Otherwise, according to a statement, you might end up with random cells growing everywhere or a new body part that never quits growing.

“Stopping the process is just as important as starting it.”

In a study, the researchers demonstrated the ability to control gene activity in response to injury, limiting it to a specific tissue region and during a defined time window rather than being continuously active in the entire organ.

Fish DNA

They borrowed a segment of fish DNA called a TREE, a tissue regeneration enhancer element. 

TREES are a family of gene enhancers in the genome responsible for sensing an injury and orchestrating the activity of repair-related genes for reconstruction in a specific place.

These enhancers also can shut off gene activity as healing is completed. 

These regulatory elements have been found in fruit flies, worms, mice, and zebrafish.

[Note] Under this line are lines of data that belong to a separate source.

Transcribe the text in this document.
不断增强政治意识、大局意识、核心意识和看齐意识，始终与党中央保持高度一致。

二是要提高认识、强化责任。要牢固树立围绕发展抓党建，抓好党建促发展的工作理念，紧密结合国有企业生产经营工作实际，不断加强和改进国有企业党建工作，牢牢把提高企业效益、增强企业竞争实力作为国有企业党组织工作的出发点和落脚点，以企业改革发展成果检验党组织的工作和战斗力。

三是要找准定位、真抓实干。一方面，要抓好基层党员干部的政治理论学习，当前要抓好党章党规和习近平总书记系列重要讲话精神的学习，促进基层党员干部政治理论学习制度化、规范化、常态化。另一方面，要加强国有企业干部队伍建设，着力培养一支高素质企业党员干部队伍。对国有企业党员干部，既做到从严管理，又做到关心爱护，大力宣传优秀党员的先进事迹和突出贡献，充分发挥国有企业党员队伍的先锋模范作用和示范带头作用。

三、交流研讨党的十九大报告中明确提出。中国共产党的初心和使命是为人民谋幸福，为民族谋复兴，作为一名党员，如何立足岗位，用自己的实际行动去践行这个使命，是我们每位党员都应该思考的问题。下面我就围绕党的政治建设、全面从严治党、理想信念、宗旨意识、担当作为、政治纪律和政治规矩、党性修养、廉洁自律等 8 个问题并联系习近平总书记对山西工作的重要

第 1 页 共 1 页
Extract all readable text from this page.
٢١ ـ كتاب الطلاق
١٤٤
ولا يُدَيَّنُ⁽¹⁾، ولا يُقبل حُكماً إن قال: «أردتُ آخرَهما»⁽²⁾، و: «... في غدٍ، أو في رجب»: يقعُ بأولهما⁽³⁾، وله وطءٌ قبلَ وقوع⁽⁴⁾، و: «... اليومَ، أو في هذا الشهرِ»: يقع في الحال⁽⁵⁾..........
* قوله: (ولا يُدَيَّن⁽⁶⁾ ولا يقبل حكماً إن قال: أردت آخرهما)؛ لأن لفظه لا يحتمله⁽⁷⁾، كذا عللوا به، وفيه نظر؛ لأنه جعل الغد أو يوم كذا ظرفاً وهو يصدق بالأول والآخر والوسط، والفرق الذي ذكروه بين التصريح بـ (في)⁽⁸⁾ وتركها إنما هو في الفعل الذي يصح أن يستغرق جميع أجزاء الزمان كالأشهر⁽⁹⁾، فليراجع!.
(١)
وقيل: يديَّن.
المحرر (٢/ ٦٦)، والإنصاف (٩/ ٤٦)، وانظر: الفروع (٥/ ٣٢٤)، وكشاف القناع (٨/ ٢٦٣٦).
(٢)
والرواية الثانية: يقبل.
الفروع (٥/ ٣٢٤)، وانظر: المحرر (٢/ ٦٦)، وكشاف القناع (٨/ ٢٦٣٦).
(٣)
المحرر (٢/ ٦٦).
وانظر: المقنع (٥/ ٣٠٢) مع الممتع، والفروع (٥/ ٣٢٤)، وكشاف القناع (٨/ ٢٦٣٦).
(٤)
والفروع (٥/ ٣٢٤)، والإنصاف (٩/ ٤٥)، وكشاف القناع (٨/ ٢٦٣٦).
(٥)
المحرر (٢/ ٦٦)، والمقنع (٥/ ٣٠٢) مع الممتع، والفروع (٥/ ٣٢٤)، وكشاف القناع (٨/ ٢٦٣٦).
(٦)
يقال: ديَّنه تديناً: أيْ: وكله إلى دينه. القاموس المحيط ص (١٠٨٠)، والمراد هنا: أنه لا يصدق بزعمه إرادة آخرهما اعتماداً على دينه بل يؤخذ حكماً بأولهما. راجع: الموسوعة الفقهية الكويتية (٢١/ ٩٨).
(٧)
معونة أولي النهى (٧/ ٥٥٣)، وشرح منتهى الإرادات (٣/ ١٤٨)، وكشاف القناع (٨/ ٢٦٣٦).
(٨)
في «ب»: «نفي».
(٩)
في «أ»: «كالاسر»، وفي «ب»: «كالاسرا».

“We probably have them too,” said Ken Poss, PhD, the James B. Duke Distinguished Professor of Regenerative Biology in the Duke School of Medicine, who discovered heart regeneration in zebrafish two decades ago and has been studying it since.

“But it’s easier for us to find them in zebrafish and ask if they work in mammals.”

Enhancers

About 1,000 nucleotides long, these enhancer sequences bristle with recognition sites for different factors and stimuli to attach and change gene activity. “We don’t fully understand how they do this and what they’re truly responding to,” Poss said.

Poss said that different cell types within an animal also have different types of these enhancers. 

“Some of them are responsive in multiple tissues — those are the ones we use here. But we get different sequences when we profile regenerating spinal cord or fins in fish.” There may be tens of thousands of these types of enhancers in the human genome, he added.

As the first step in this six-year research project, the researchers incorporated several different kinds of zebrafish TREEs into the genomes of embryonic mice. 

Using a visible marker to indicate gene activity, they found that about half of the enhancers worked as intended and turned tissue blue when and where they sensed tissue injury in transgenic mammals.

Adult mouse

Then they wanted to know if they could selectively incorporate the enhancer elements into an adult mouse using an adeno-associated virus, a familiar gene therapy tool for introducing gene sequences into cells. 

The virus introduced DNA containing an enhancer to all tissues, but the hope was that the TREEs would only become active in response to an injury.

A series of experiments in heart attack models of mice showed that viruses containing a TREE could be infused a week before the injury. Then the enhancer would jump into action when it detected damage.

But they found it also worked when introduced to the animal a day or two after the heart attack. “All three TREEs that we tested could be effective if delivered one day or sometimes long after the injury — they could still target expression to the injury,” Poss said.

“Is this method of delivering a TREE and a gene going to allow us to deliver a molecular cargo to the right place at the right time? We found that it does in mice,” Poss said.

They also virally delivered a TREE and a fluorescent marker gene in pigs with a much larger heart with a more human-like heart rate.

Pig hearts

They infused viruses into the pig hearts through the coronary arteries before or after a heart attack, and again, the marker only glowed at the site of the injury.

Then, to see if this system could repair the damage, rather than just sensing damage and turning on a gene that lights up tissue, they delivered a hyperactivated form of YAP, a powerful tissue growth gene implicated in cancer. 

The critical question was whether this “really potent hammer” that can make cell division run amok could be lassoed into working only at the right time and place.

The next task for the researchers will be understanding better what molecules bind to the enhancers, what controls their functions, and where they are located in the human genome, in addition to improving their targeting abilities.

“These control elements are what’s important,” Poss said. “Zebrafish have largely the same genes that we do, but their ability to regenerate the heart is a function of how they control those genes after a massive injury.”

“And what about other injury models?” Poss wonders. “Can this work for traumatic brain injury or spinal cord injury?”